Look into my eyes," she said softly. "Look deep."
He looked and though to him were women unread books, at last a slow
flush crept up into his cheeks. For now neither he nor any other man
could have failed to understand the silent speech of Zoraida's eyes.
It was as though she invited him not so much to look into her eyes as
through them and on, deep into her heart; as though these were gates,
open to him, through which he might glimpse paradise. Zoraida, her
look clinging to his passionately, was seeking to offer the final
argument. The case would have not been plainer had she whispered with
her lips: "I, even I, Zoraida, love you! You shall be my master; I
your willing slave. What you will, I will also. My beauty shall be
yours; my wealth, my estate, my ambitions, my power, all those shall be
my lord's. Of a kingdom which shall be built you shall be king. You
shall go far, you shall climb high. All because I, Zoraida, love you!"
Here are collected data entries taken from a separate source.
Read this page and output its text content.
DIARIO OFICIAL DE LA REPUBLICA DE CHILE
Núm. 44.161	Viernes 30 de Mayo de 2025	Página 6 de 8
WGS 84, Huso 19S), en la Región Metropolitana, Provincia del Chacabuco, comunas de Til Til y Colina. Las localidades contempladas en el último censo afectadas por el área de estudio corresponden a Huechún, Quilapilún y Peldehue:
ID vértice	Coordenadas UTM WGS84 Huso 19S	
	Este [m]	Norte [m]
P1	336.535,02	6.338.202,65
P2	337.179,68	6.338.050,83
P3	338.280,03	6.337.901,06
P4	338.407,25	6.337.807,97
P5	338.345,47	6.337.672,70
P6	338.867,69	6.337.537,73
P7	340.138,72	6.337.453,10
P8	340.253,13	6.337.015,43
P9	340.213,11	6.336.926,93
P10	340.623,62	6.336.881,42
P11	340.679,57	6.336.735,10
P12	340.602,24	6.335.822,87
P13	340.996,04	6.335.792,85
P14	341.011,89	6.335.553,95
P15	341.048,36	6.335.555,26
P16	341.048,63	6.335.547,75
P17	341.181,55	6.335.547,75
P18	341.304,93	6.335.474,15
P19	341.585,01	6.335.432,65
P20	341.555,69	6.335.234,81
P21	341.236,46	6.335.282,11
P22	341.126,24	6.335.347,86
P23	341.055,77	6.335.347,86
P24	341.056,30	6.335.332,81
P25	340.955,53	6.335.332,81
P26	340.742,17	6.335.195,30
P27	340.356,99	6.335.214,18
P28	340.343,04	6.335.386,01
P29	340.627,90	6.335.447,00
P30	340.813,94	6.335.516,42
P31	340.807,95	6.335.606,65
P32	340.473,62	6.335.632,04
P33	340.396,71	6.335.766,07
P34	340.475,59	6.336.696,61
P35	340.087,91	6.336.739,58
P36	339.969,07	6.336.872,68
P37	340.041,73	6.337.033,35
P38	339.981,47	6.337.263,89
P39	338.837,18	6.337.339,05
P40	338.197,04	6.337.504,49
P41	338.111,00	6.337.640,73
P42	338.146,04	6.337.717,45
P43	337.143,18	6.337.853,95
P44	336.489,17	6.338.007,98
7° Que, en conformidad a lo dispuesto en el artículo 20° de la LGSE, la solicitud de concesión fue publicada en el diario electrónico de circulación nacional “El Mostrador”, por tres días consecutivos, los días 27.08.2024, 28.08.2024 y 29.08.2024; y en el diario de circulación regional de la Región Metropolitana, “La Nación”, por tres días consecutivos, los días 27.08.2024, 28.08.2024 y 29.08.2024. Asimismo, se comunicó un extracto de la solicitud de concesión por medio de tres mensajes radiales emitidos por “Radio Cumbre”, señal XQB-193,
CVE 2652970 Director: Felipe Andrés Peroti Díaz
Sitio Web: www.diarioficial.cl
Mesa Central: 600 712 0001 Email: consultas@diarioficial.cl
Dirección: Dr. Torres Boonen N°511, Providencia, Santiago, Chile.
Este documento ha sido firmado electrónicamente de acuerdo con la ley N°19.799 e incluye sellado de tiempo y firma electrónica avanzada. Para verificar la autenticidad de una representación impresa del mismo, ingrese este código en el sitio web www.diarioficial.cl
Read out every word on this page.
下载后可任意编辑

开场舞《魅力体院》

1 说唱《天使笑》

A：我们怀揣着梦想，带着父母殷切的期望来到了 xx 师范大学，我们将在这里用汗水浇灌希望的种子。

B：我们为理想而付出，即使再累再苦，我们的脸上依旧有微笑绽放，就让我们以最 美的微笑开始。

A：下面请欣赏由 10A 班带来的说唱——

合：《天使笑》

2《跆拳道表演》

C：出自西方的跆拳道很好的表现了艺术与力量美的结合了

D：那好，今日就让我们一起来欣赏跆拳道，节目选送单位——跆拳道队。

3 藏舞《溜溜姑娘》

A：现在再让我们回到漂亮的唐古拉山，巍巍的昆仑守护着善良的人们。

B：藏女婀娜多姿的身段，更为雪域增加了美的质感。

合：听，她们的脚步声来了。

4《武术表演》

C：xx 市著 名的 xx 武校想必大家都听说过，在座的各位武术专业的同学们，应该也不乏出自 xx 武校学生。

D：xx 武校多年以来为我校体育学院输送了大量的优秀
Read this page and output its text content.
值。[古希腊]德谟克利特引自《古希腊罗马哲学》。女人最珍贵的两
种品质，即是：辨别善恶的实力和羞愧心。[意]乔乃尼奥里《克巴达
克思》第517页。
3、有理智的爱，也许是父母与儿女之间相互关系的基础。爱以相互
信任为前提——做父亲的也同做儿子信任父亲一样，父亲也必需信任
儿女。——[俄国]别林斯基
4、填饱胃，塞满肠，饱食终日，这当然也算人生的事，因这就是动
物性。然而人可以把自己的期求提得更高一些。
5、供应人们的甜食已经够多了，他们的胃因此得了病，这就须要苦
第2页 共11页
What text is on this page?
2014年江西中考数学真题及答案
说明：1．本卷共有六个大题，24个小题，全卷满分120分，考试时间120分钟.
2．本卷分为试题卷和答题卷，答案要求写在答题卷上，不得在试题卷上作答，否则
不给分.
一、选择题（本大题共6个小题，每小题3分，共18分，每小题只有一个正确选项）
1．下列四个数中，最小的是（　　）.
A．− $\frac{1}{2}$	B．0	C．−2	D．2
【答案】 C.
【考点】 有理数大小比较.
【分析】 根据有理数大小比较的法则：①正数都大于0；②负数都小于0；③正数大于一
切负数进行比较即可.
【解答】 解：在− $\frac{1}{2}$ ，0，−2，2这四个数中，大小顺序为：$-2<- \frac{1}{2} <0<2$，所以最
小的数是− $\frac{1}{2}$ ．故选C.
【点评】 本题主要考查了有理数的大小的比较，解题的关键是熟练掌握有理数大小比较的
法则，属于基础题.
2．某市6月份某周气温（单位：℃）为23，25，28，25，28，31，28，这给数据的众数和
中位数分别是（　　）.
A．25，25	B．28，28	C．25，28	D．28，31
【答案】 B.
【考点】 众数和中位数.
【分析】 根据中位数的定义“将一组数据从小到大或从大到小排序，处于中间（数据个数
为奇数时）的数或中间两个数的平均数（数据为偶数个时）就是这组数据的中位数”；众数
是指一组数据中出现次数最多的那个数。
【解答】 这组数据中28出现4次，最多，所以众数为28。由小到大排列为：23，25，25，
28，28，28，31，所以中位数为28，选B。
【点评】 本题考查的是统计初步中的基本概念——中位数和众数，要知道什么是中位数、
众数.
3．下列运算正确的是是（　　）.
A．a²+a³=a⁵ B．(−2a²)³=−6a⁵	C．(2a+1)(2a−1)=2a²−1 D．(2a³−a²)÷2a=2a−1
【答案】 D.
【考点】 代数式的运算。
She stood there watching him, her eyes burning into his. In her own
mind were pictures made, pictures of pride and power and, as a mirror
reflects the scene before it, so for a little did Jim Kendric's mind
hold an image of the thing in Zoraida's. He felt her influence upon
him; he felt that odd stirring of the blood; he stared back into her
eyes like a man bewildered as pictures rose and swept magnificently by.
He saw the red of her parted lips and heard her soft breathing; for a
certain length of time--long or short he had little conception--he was
motionless and speechless under her spell.
He stirred restlessly. Those visions conjured up within him, either by
Zoraida's previous words and what had gone before or by the subtle
workings of her mind now, were not unbroken. He thought of Twisty
Barlow. Barlow had gone to her at the border town hotel; from his own
experiences with her Kendric thought that he could imagine how she
stood before the sailor, how she talked with him and looked at him, how
in the first small point she won over him. He thought of an ancient
tale of Circe and the swine. Was he a free man, a man's man or was he
a woman's plaything? . . . It flashed over him again that it might be
that Zoraida was mad. Even now, that he seemed to be reading her
inmost soul, was she but playing the siren to his imaginings? Was this
some barbaric whim of hers or was she, for the once, sincere? While
appearing to be all yielding softness, was she but playing a game?